TJ-RS decide que empresa que envia SMS a clientes de telefonia deve recolher ISS

24 de Março de 2020

TJ-RS decide que empresa que envia SMS a clientes de telefonia deve recolher ISS

A 21ª Câmara Cível do Tribunal de Justiça do Rio Grande do Sul decidiu que plataforma que envia mensagens a usuários finais das redes de telefonia celular, contratada por empresas que têm interesse em propagar conteúdo publicitário, recolhe ISSQN. Isso porque trata-se de “agenciamento de publicidade e propaganda”, atividade descrita no item 10.08 da Lista Anexa à Lei Complementar 116/03.

Com este entendimento, o tribunal confirmou sentença que julgou improcedente ação declaratória de inexistência de relação jurídico-tributária entre uma prestadora de serviços de comunicação virtual e o Município de Porto Alegre.

No caso analisado, a empresa autora argumentou que seu objeto social consiste, basicamente, em vender serviços de valor adicionado (SVA) no ramo das telecomunicações e de internet, que não atraem a incidência de ISSQN. Além disso, a jurisprudência dos tribunais superiores já se manifestou sobre a não incidência de ISS sobre os SVAs.
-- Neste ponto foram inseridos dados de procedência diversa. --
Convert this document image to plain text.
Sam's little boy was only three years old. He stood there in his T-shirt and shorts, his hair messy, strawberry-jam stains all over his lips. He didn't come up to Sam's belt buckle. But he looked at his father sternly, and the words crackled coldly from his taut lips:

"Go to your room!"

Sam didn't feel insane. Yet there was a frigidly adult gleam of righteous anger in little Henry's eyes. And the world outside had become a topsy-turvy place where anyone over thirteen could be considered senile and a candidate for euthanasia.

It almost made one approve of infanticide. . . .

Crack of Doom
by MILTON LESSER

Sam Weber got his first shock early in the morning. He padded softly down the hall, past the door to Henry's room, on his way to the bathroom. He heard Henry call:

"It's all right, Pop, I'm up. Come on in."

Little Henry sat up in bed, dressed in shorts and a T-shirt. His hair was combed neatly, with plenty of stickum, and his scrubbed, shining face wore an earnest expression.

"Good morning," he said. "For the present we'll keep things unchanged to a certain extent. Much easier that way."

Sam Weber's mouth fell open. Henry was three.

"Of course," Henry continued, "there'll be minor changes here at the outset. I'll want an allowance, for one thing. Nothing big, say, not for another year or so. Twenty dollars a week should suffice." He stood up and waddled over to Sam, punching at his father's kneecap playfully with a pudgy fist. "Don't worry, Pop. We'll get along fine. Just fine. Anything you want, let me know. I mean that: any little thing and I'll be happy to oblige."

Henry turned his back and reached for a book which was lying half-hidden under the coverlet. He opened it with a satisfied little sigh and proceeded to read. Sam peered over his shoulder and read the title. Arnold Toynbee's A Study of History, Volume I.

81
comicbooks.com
Com a sentença da 8ª Vara da Fazenda Pública do Foro Central de Porto Alegre, ao negar procedência à ação, ficou estabelecida uma distinção entre os serviços de valor adicional disponibilizados aos usuários de telefonia e aqueles oferecidos pela autora. Os SVAs acrescentam determinada utilidade a um serviço de telecomunicação já existente. Sendo assim, os provedores de acesso à internet é que figuram como usuários dos serviços de telecomunicações. Um exemplo de SVA é quando a operadora de telefonia coloca à disposição do usuário um serviço diferenciado de toques, aprimorando uma utilidade já existente.

No entanto, não é isso o que ocorre no caso concreto, convenceu-se o juiz João Pedro Cavalli Júnior, pois a autora firma contratos de prestação de serviços com outras empresas, suas clientes, para envio de mensagens curtas por celular (SMS), com claro conteúdo publicitário, ao usuário final. Nessa modalidade, o pagamento à autora se dá pela própria empresa contratante do serviço, mediante a quantidade de tráfego de mensagens por dia. Em síntese, por não ser provedora de internet, a autora não pode ter seus serviços enquadrados como SVA, conforme disposto no artigo 61 da Lei 9.472/97.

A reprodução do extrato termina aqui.